DME can impact patient quality of life, as some patients experience pain upon injection and there is a concern for infection, with the risk being about one in 5,000. Treatment should be personalized to optimize outcomes in each patient. An intensive injection regimen and requirement for multiple hospital and clinic visits can be a burden on patients, and 53% of working patients report needing to take off at least one day per appointment, according to a 2016 study published in Clinical Ophthalmology. In addition, 75% of patients reported having anxiety about their treatment appointment, including 54% who were anxious for two days prior to the injection. The first year of treatment is important to achieve therapy goals, but nine or 10 injections per year can be unrealistic, said Dr. Pao. Patients want fewer injections and appointments to achieve the same visual results.
Specialty pharmacists play an important role in helping patients with diabetes prevent vision loss. Pharmacists can reduce gaps in care and reinforce messaging. “Health literacy is really critical in this disease, because for many of these patients, this is rather abstract,” said Dr. Pao. “They don’t think about how managing their diabetes actually impacts their eyes long-term. It’s important to make sure you help with that and ask them to know their numbers (blood pressure, lipids, hemoglobin A1C).”

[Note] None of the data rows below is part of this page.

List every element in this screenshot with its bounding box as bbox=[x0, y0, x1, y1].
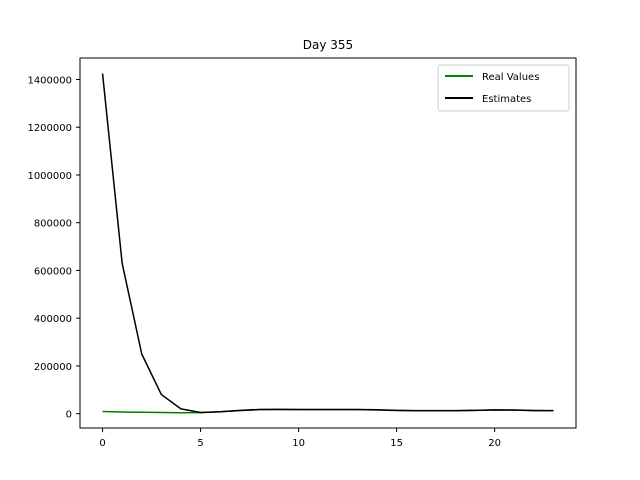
x-tick-label: 20 bbox=[488, 438, 501, 449]
y-tick-label: 800000 bbox=[34, 219, 72, 230]
x-tick-label: 5 bbox=[197, 438, 203, 449]
x-tick-label: 10 bbox=[292, 438, 305, 449]
y-tick-label: 400000 bbox=[34, 314, 72, 325]
chart-title: Day 355 bbox=[303, 38, 353, 52]
x-tick-label: 0 bbox=[99, 438, 105, 449]
plot-frame bbox=[79, 57, 577, 429]
series-line-estimates bbox=[101, 73, 554, 414]
x-tick-label: 15 bbox=[390, 438, 403, 449]
y-tick-label: 600000 bbox=[34, 266, 72, 277]
y-tick-label: 1000000 bbox=[27, 171, 72, 182]
y-tick-label: 1200000 bbox=[27, 123, 72, 134]
series-layer bbox=[101, 73, 554, 414]
legend: Real Values Estimates bbox=[437, 64, 570, 112]
y-tick-label: 200000 bbox=[34, 362, 72, 373]
legend-label-estimates: Estimates bbox=[482, 94, 531, 105]
y-tick-label: 0 bbox=[66, 410, 72, 421]
x-axis: 0 5 10 15 20 bbox=[99, 428, 501, 449]
y-axis: 0 200000 400000 600000 800000 1000000 1200000 1… bbox=[27, 75, 80, 421]
y-tick-label: 1400000 bbox=[27, 75, 72, 86]
legend-label-real-values: Real Values bbox=[482, 72, 539, 83]
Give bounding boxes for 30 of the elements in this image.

Encourage annual screenings and lifestyle changes to reduce the progression of diabetic retinopathy and DME. Ophthalmologists may want to integrate primary care practitioners, internists, pharmacists, diabetes educators, nutritionists, and others to improve access, encourage self-management, and improve outcomes in patients with diabetes. Pharmacists are an integral part of patient education and training, adherence to therapy, and patient assistance programs. “We can provide value when asking and reminding patients to monitor the risk factors and maintain a healthy lifestyle,” said Dr. Pao. “These little nudges from pharmacists are important, and they do work. Patients do better when they feel someone is there on a monthly basis reminding them.”
Presentation: Diabetic Retinopathy and Macular Edema: Treatment and Management Updates. Asembia 2020 Specialty Pharmacy Summit Virtual Experience, May 12, 2020.